If you just wanted to use simple models with tons of data, that would be easy. You could resample the data, throwing some of it away until you had a quantity of data you could comfortably manage.

But when you have tons of data, you want to take advantage of it and ask questions that simple models cannot answer. (“Big” data is often indirect data.) So the problem isn’t that you have a lot of data, it’s that you’re using models that require a lot of data. And that can be very hard.

I am not saying people should just use simple models. No, people are right to want to take advantage of their data, and often that does require complex models. (See Brad Efron’s explanation why.) But the primary challenge is not the volume of data.

Related post: Big data and humility

Traveling salesman art

Bill Cook sent me a file yesterday that renders the Endeavour photo on my blog as the solution to a 66,290-city Traveling Salesman problem. His iPhone app Concord TSP chose 66,290 points and then solved for the shortest path connecting these points, a feat that would have strained a supercomputer a few years ago. (Bill Cook and I are not related as far as I know.)

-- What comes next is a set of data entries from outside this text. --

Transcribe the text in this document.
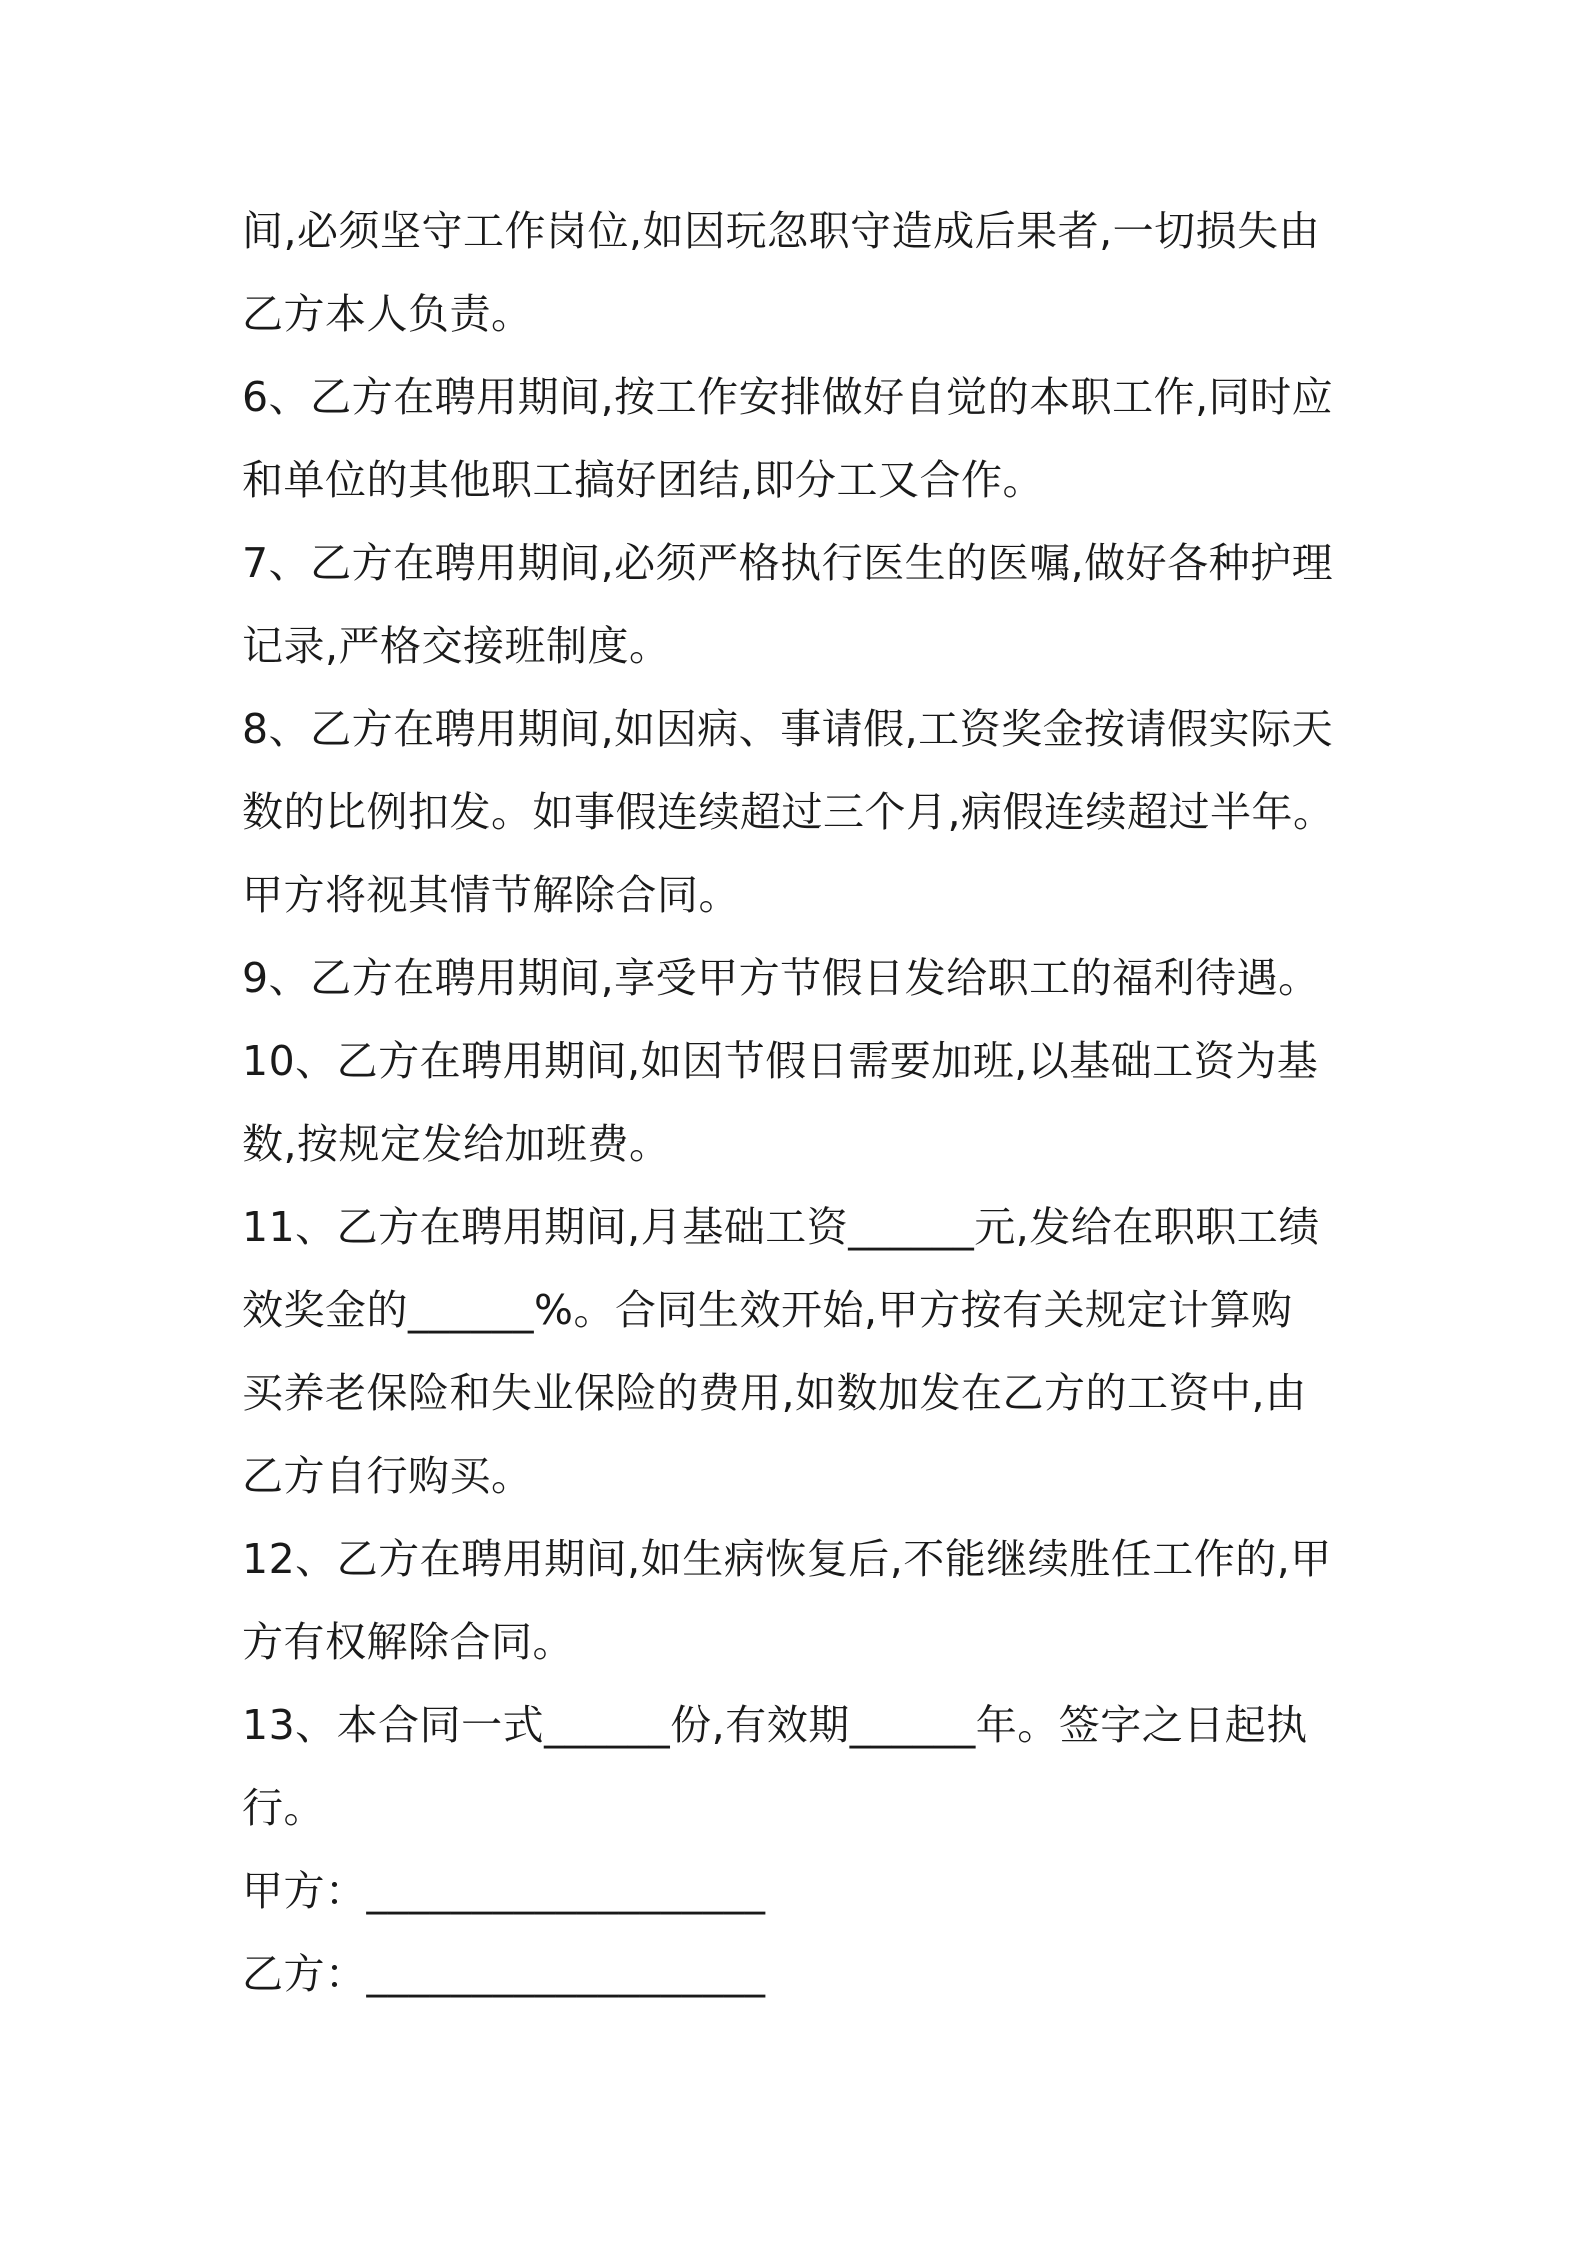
间,必须坚守工作岗位,如因玩忽职守造成后果者,一切损失由
乙方本人负责。
6、乙方在聘用期间,按工作安排做好自觉的本职工作,同时应
和单位的其他职工搞好团结,即分工又合作。
7、乙方在聘用期间,必须严格执行医生的医嘱,做好各种护理
记录,严格交接班制度。
8、乙方在聘用期间,如因病、事请假,工资奖金按请假实际天
数的比例扣发。如事假连续超过三个月,病假连续超过半年。
甲方将视其情节解除合同。
9、乙方在聘用期间,享受甲方节假日发给职工的福利待遇。
10、乙方在聘用期间,如因节假日需要加班,以基础工资为基
数,按规定发给加班费。
11、乙方在聘用期间,月基础工资______元,发给在职职工绩
效奖金的______%。合同生效开始,甲方按有关规定计算购
买养老保险和失业保险的费用,如数加发在乙方的工资中,由
乙方自行购买。
12、乙方在聘用期间,如生病恢复后,不能继续胜任工作的,甲
方有权解除合同。
13、本合同一式______份,有效期______年。签字之日起执
行。
甲方：___________________
乙方：___________________
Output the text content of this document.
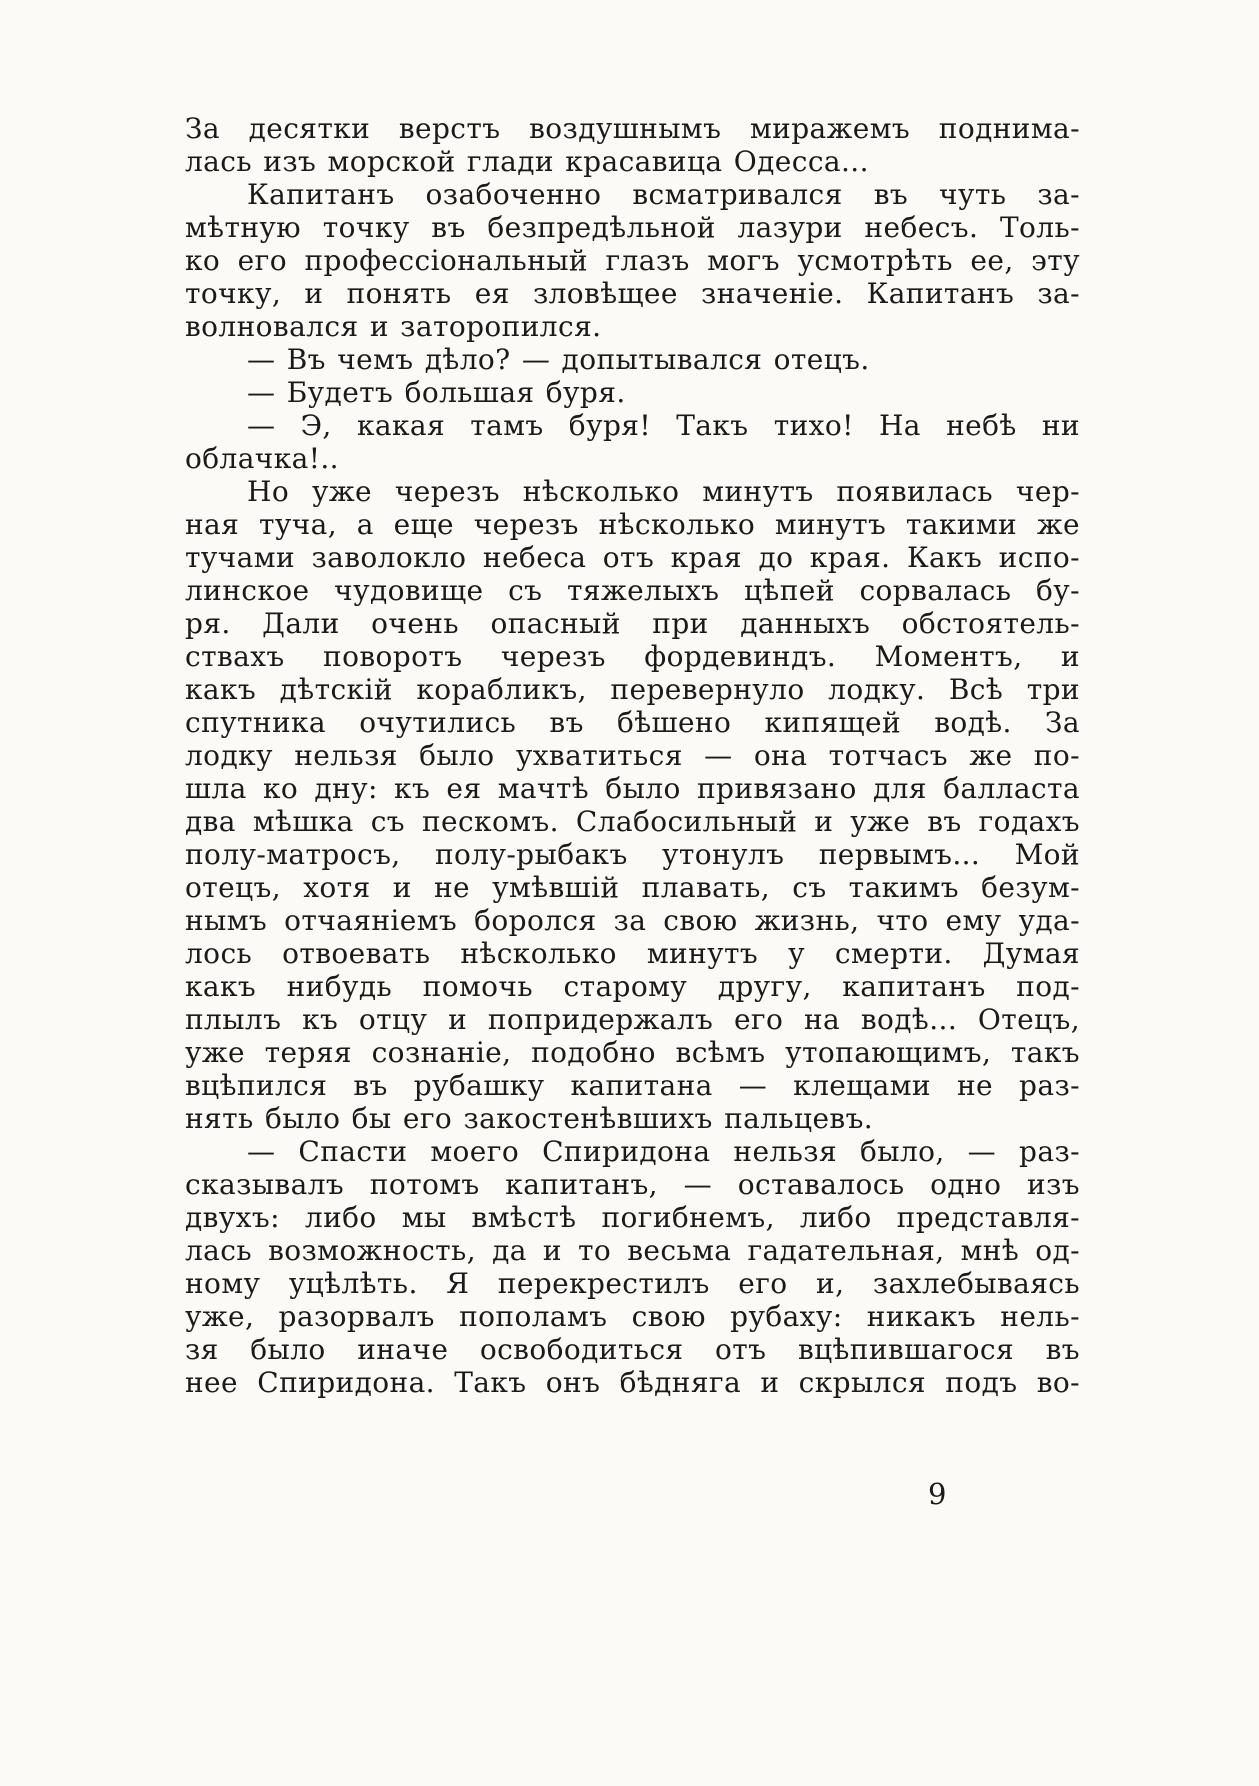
За десятки верстъ воздушнымъ миражемъ поднима-
лась изъ морской глади красавица Одесса...
Капитанъ озабоченно всматривался въ чуть за-
мѣтную точку въ безпредѣльной лазури небесъ. Толь-
ко его профессіональный глазъ могъ усмотрѣть ее, эту
точку, и понять ея зловѣщее значеніе. Капитанъ за-
волновался и заторопился.
— Въ чемъ дѣло? — допытывался отецъ.
— Будетъ большая буря.
— Э, какая тамъ буря! Такъ тихо! На небѣ ни
облачка!..
Но уже черезъ нѣсколько минутъ появилась чер-
ная туча, а еще черезъ нѣсколько минутъ такими же
тучами заволокло небеса отъ края до края. Какъ испо-
линское чудовище съ тяжелыхъ цѣпей сорвалась бу-
ря. Дали очень опасный при данныхъ обстоятель-
ствахъ поворотъ черезъ фордевиндъ. Моментъ, и
какъ дѣтскій корабликъ, перевернуло лодку. Всѣ три
спутника очутились въ бѣшено кипящей водѣ. За
лодку нельзя было ухватиться — она тотчасъ же по-
шла ко дну: къ ея мачтѣ было привязано для балласта
два мѣшка съ пескомъ. Слабосильный и уже въ годахъ
полу-матросъ, полу-рыбакъ утонулъ первымъ... Мой
отецъ, хотя и не умѣвшій плавать, съ такимъ безум-
нымъ отчаяніемъ боролся за свою жизнь, что ему уда-
лось отвоевать нѣсколько минутъ у смерти. Думая
какъ нибудь помочь старому другу, капитанъ под-
плылъ къ отцу и попридержалъ его на водѣ... Отецъ,
уже теряя сознаніе, подобно всѣмъ утопающимъ, такъ
вцѣпился въ рубашку капитана — клещами не раз-
нять было бы его закостенѣвшихъ пальцевъ.
— Спасти моего Спиридона нельзя было, — раз-
сказывалъ потомъ капитанъ, — оставалось одно изъ
двухъ: либо мы вмѣстѣ погибнемъ, либо представля-
лась возможность, да и то весьма гадательная, мнѣ од-
ному уцѣлѣть. Я перекрестилъ его и, захлебываясь
уже, разорвалъ пополамъ свою рубаху: никакъ нель-
зя было иначе освободиться отъ вцѣпившагося въ
нее Спиридона. Такъ онъ бѣдняга и скрылся подъ во-
9
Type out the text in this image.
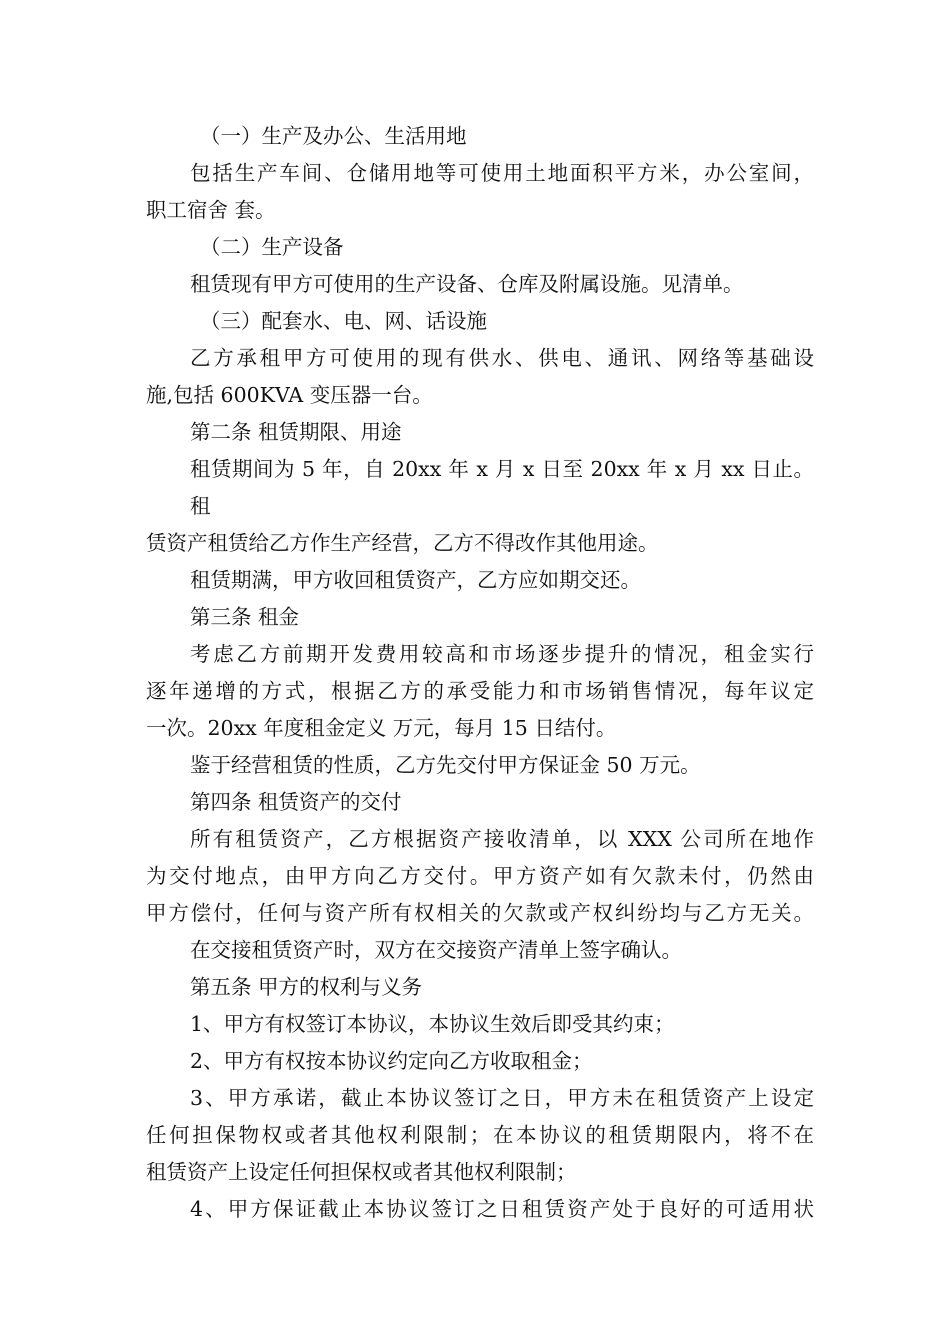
（一）生产及办公、生活用地

包括生产车间、仓储用地等可使用土地面积平方米，办公室间，

职工宿舍 套。

（二）生产设备

租赁现有甲方可使用的生产设备、仓库及附属设施。见清单。

（三）配套水、电、网、话设施

乙方承租甲方可使用的现有供水、供电、通讯、网络等基础设

施,包括 600KVA 变压器一台。

第二条 租赁期限、用途

租赁期间为 5 年，自 20xx 年 x 月 x 日至 20xx 年 x 月 xx 日止。租

赁资产租赁给乙方作生产经营，乙方不得改作其他用途。

租赁期满，甲方收回租赁资产，乙方应如期交还。

第三条 租金

考虑乙方前期开发费用较高和市场逐步提升的情况，租金实行

逐年递增的方式，根据乙方的承受能力和市场销售情况，每年议定

一次。20xx 年度租金定义 万元，每月 15 日结付。

鉴于经营租赁的性质，乙方先交付甲方保证金 50 万元。

第四条 租赁资产的交付

所有租赁资产，乙方根据资产接收清单，以 XXX 公司所在地作

为交付地点，由甲方向乙方交付。甲方资产如有欠款未付，仍然由

甲方偿付，任何与资产所有权相关的欠款或产权纠纷均与乙方无关。

在交接租赁资产时，双方在交接资产清单上签字确认。

第五条 甲方的权利与义务

1、甲方有权签订本协议，本协议生效后即受其约束；

2、甲方有权按本协议约定向乙方收取租金；

3、甲方承诺，截止本协议签订之日，甲方未在租赁资产上设定

任何担保物权或者其他权利限制；在本协议的租赁期限内，将不在

租赁资产上设定任何担保权或者其他权利限制；

4、甲方保证截止本协议签订之日租赁资产处于良好的可适用状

Here is a thumbnail image of the full TSP tour:

You can find the full PDF here (1.24 MB). To show some of the detail, here is a close-up from near the top-left corner of the image:

I asked how the tour was constructed:

How do you construct a set of points whose TSP solution resembles a photograph? Is it sufficient to add more “cities” in regions where you want darker shading? And are the cities added at random with a density specified by color depth?

Bill Cook replied:

By default, the app will select the points along the line you describe: it splits the image into a grid, computes the average gray scale in each grid region, and drops a number of random cities into each grid region in proportion to the square of the average gray scale. This technique was first proposed by Bob Bosch and Adrianne Herman at Oberlin College. It is the default since it takes almost no time to compute, but I include two other options, that each take about a minute to render a large image on an iPhone 4.

The image of The Endeavour was created with a method Jim Bumgarnder proposed in his Stipple Cam project.